The inflation print release today for Europe headline inflation staying at 2.9%. This announcement was in line with consensus and demonstrates the difficulty of the final stages in getting inflation back to 2% targets. The European Central Bank President, Christine Lagarde, has signalled that interest rate cuts are more likely to come in summer rather than the market consensus of spring. At the World Economic Forum in Davos, Lagarde reemphasised that they have to keep the rates restrictive until they see signs that inflation is under control. Otherwise, the ECB risks inflation remaining above the 2% target or even climbing again, which would force more interest rate raises.

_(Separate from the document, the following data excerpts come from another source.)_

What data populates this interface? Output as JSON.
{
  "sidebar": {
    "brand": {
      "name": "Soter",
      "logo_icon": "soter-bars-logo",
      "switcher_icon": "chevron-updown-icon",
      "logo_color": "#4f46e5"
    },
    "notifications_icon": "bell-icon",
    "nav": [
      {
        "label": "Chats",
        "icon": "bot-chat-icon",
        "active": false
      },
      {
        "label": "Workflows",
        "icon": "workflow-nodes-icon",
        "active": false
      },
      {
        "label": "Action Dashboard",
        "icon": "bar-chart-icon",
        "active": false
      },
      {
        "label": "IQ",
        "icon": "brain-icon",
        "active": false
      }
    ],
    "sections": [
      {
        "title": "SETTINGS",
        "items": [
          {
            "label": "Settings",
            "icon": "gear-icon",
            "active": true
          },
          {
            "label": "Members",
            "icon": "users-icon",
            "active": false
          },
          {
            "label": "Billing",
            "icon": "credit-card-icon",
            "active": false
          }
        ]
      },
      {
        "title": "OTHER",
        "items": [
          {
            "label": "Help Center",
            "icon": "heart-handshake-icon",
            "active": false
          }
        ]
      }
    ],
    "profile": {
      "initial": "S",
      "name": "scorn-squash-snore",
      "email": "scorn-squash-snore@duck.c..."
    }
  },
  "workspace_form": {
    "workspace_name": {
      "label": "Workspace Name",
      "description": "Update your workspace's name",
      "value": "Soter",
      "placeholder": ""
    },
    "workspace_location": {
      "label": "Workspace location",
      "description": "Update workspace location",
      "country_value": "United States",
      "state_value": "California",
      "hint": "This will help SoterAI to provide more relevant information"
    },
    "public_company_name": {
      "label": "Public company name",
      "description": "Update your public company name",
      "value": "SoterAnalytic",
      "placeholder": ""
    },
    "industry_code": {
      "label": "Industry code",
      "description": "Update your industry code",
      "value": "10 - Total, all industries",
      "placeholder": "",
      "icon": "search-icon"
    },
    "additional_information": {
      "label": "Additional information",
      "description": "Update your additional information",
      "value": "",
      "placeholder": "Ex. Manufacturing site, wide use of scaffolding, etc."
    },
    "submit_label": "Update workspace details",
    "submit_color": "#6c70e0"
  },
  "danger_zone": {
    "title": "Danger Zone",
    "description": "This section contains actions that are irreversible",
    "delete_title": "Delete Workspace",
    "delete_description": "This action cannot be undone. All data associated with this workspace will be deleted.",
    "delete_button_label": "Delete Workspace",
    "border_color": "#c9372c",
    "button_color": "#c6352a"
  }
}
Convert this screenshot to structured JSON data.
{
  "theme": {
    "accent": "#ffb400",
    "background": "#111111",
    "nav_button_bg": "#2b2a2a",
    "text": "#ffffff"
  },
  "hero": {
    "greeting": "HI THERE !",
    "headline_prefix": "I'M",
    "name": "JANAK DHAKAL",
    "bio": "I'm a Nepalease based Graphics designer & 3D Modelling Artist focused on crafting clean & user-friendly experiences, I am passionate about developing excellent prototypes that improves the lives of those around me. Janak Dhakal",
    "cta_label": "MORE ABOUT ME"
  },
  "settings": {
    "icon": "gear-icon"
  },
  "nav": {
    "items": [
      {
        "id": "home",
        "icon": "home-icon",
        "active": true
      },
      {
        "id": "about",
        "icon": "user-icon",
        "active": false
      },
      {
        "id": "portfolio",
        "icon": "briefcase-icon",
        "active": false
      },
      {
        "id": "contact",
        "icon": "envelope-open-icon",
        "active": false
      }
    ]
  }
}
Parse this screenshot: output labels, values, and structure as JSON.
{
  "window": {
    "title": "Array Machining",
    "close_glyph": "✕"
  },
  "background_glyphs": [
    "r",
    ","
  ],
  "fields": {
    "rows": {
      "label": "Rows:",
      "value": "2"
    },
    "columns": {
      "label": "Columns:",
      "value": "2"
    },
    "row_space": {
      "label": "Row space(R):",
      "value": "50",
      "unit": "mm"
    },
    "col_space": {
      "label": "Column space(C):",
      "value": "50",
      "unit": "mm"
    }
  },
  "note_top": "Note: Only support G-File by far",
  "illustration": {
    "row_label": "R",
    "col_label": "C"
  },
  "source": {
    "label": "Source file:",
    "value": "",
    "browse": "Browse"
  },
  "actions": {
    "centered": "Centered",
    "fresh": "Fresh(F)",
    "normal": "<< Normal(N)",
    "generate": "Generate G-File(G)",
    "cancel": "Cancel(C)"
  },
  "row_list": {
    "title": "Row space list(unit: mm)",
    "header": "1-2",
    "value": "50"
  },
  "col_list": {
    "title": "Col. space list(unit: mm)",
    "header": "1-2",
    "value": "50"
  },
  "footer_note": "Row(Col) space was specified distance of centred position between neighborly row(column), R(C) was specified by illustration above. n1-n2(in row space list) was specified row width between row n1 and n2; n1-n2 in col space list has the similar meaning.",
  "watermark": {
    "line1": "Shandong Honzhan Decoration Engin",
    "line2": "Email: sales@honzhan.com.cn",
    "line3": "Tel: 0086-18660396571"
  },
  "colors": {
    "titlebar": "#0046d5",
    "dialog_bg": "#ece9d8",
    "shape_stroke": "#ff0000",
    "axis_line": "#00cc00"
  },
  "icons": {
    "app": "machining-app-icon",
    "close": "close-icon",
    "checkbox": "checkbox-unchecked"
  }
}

Labour activity picks up again as US job growth and wage gains surpass expectations. Unfortunately, this dashes all hope for an early interest rate cutting cycle as inflation is likely to remain sticky, and for longer. Nonfarm payrolls rose to 216,000 in December vs an expected 175,000, whilst hourly earnings increased by 0.4% from a month earlier. The unemployment rate held tight at 3.7%. The labour market remains to be key input into the inflationary outlook, and whilst this is a headwind, it also reflects the resilience of the US labour market driven by economic growth and consumer spending. This helps feed into the soft-landing narrative, largely anticipated by markets. Investors can only now hope for a disconnect between labour market activity and inflation, in order to pave the way for Fed to cut rates whilst remaining confident that inflation will continue to moderate.